Now we want to add up the distance between successive pairs of locations. Convert the characters for the X direction of each location to a number 1-26 (or ASCII), then take the absolute value of their difference and add this to the total distance. Repeat for the Y direction.
Trolley Troubles
Description | https://mines-hspc.kattis.com/contests/mines-hspc24/problems/trolleytroubles |
Author | Jonathon Robel |
In Competition | Problem I, 0/14 (0%) solved/tries, 0% solve rate |
Concept | 0-1 BFS or Dijkstra’s on a non-trivial graph |
Problem Summary
Given a map of \(N\) parallel \(L\)-length tracks with cracks, find a path that minimizes the number of cracks crossed.
This is a graph modelling problem. We want to construct a graph such that finding the shortest path provides us with a path through the tracks that minimizes the number of cracks crossed.
- Nodes are track segments (\(N \times L\) total) labeled \((t,s)\) where \(t\) is the track number and \(s\) is the segment number.
- Edges are decisions we can make at each track segment (move forward or switch tracks)
- Edge Weights are the number of cracks crossed to go to the next track segment (0 if no crack or 1 if there is)
For each node \((t, s)\), create the following edges depending on the segment type of \((t, s)\):
=
pieces - create an edge to \((t, s+1)\) with weight 0.H
pieces - create an edge to \((t, s+1)\) with weight 1.^
pieces - create an edge to \((t, s+1)\) and an edge to \((t-1, s)\) both with weight 0.v
pieces - create an edge to \((t, s+1)\) and an edge to \((t+1, s)\) both with weight 0.
It may be helpful to create a singular finish node that all \((t, L)\) nodes have a zero-cost edge to. This allows you to find the shortest path to a single node.
Now, we need to actually find a path through the graph from \((k,0)\) to the finish node. There are a couple ways to do this:
Dijkstra’s Algorithm - This algorithm uses a priority queue to visit nodes in a uniform manner radiating from the start node.
0-1 BFS - This algorithm performs a normal BFS with the following modifications:
- Use a deque (double-ended queue) instead of a queue.
- If the edge has weight 1 enqueue to the back of the deque, if the edge has weight 0 enqueue to the front of the deque.
- When updating the distance matrix, use the edge weight rather than hard-coding 1.
In both algorithms, you need to track the node from which each node is discovered, then perform a traceback from the finish node to construct the path.
If the parent of a node \((t, s)\) is \((t-1, s)\), then the path will include \(s\texttt{d}\) indicating a downward switch at column \(s\). The parent has a lower track number than its child, meaning that it is above the child node.
Conversely, if the parent of a node \((t, s)\) is \((t+1, s)\), then the path will include \(s\texttt{u}\) indicating an upward switch at column \(s\).
You will have to perform the traceback starting from the finish node, and output in the reversed order.
New Professor
Description | https://mines-hspc.kattis.com/contests/mines-hspc24/problems/newprofessor |
Author | Mete Saka |
In Competition | Problem D, 9/38 (24%) solved/tries, 33% solve rate |
Concept | priority queue or repeated sorting of an array |
Problem Summary
Blake has \(S_i\) shirts of the \(i^{\text{th}}\). He wants to avoid wearing the same color shirt multiple times within the same work week (5-day weeks).

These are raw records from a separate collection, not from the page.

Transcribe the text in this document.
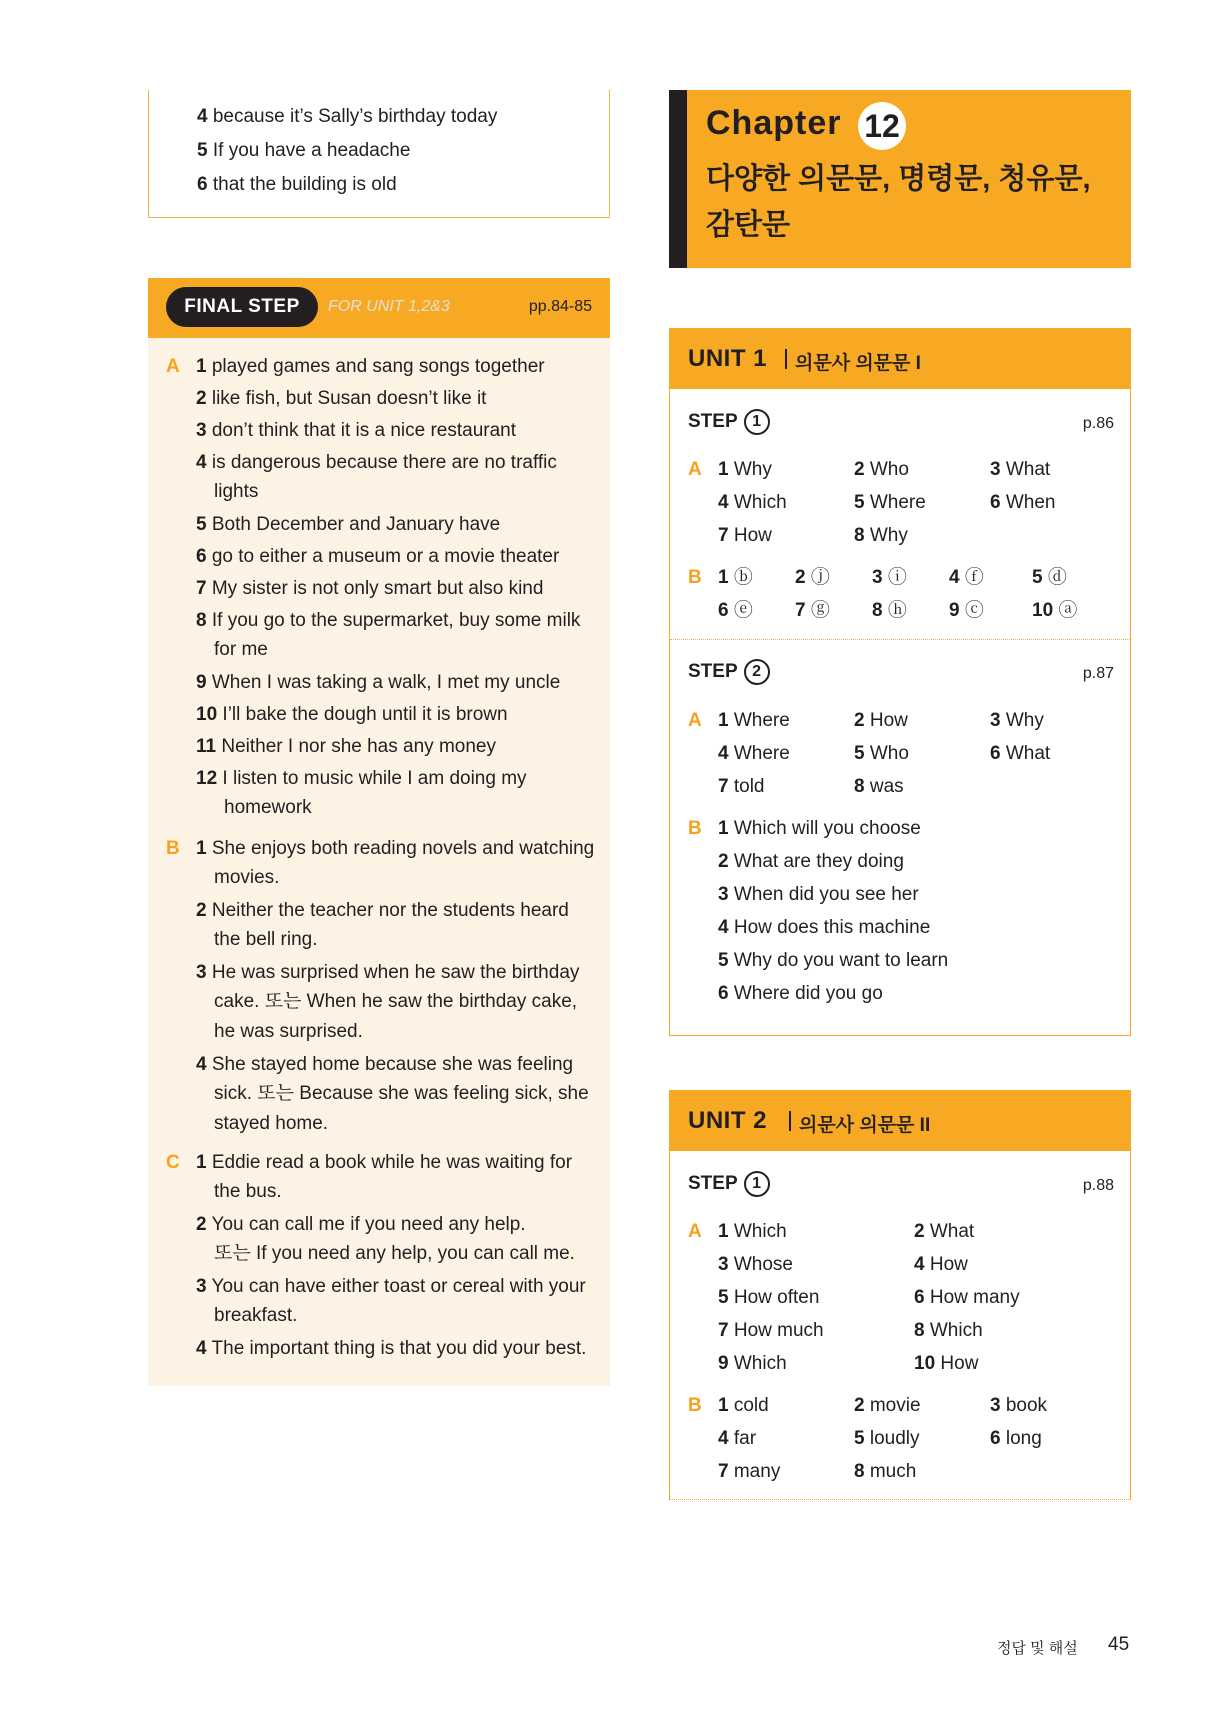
4 because it’s Sally’s birthday today
5 If you have a headache
6 that the building is old
FINAL STEP	FOR UNIT 1,2&3	pp.84-85
A 1 played games and sang songs together
2 like fish, but Susan doesn’t like it
3 don’t think that it is a nice restaurant
4 is dangerous because there are no traffic
lights
5 Both December and January have
6 go to either a museum or a movie theater
7 My sister is not only smart but also kind
8 If you go to the supermarket, buy some milk
for me
9 When I was taking a walk, I met my uncle
10 I’ll bake the dough until it is brown
11 Neither I nor she has any money
12 I listen to music while I am doing my
homework
B 1 She enjoys both reading novels and watching
movies.
2 Neither the teacher nor the students heard
the bell ring.
3 He was surprised when he saw the birthday
cake. 또는 When he saw the birthday cake,
he was surprised.
4 She stayed home because she was feeling
sick. 또는 Because she was feeling sick, she
stayed home.
C 1 Eddie read a book while he was waiting for
the bus.
2 You can call me if you need any help.
또는 If you need any help, you can call me.
3 You can have either toast or cereal with your
breakfast.
4 The important thing is that you did your best.
Chapter 12
다양한 의문문, 명령문, 청유문, 감탄문
UNIT 1 의문사 의문문 I
STEP 1	p.86
A 1 Why	2 Who	3 What
4 Which	5 Where	6 When
7 How	8 Why
B 1 ⓑ 2 ⓙ 3 ⓘ 4 ⓕ	5 ⓓ
6 ⓔ 7 ⓖ 8 ⓗ 9 ⓒ	10 ⓐ
STEP 2	p.87
A 1 Where	2 How	3 Why
4 Where	5 Who	6 What
7 told	8 was
B 1 Which will you choose
2 What are they doing
3 When did you see her
4 How does this machine
5 Why do you want to learn
6 Where did you go
UNIT 2 의문사 의문문 II
STEP 1	p.88
A 1 Which	2 What
3 Whose	4 How
5 How often	6 How many
7 How much	8 Which
9 Which	10 How
B 1 cold	2 movie	3 book
4 far	5 loudly	6 long
7 many	8 much
정답 및 해설 45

How many days can he go before he must wear a shirt color he has already worn that week, or he runs out of shirts?
We will simulate choosing which color shirts to wear each week. When choosing the colors for a week, we will pick the 5 colors that have the most shirts remaining. Remember to update the number of remaining shirts of these colors.
When there are \(k < 5\) distinct shirt color remaining, we can go exactly \(k\) more days before finally repeating our self or running out of shirts.
This approach can be made to run in \(\mathcal{O}(CM\log(C))\) where \(M\) is the maximum number of any shirt color and \(C\) is the number of shirt colors by utilizing a priority queue, but we set the bounds low enough that repeatedly sorting the shirt color frequency list would still be fast enough \((\mathcal{O}(C^2M\log(C)))\) assuming an \(\mathcal{O}(n \log n)\) sorting algorithm is used.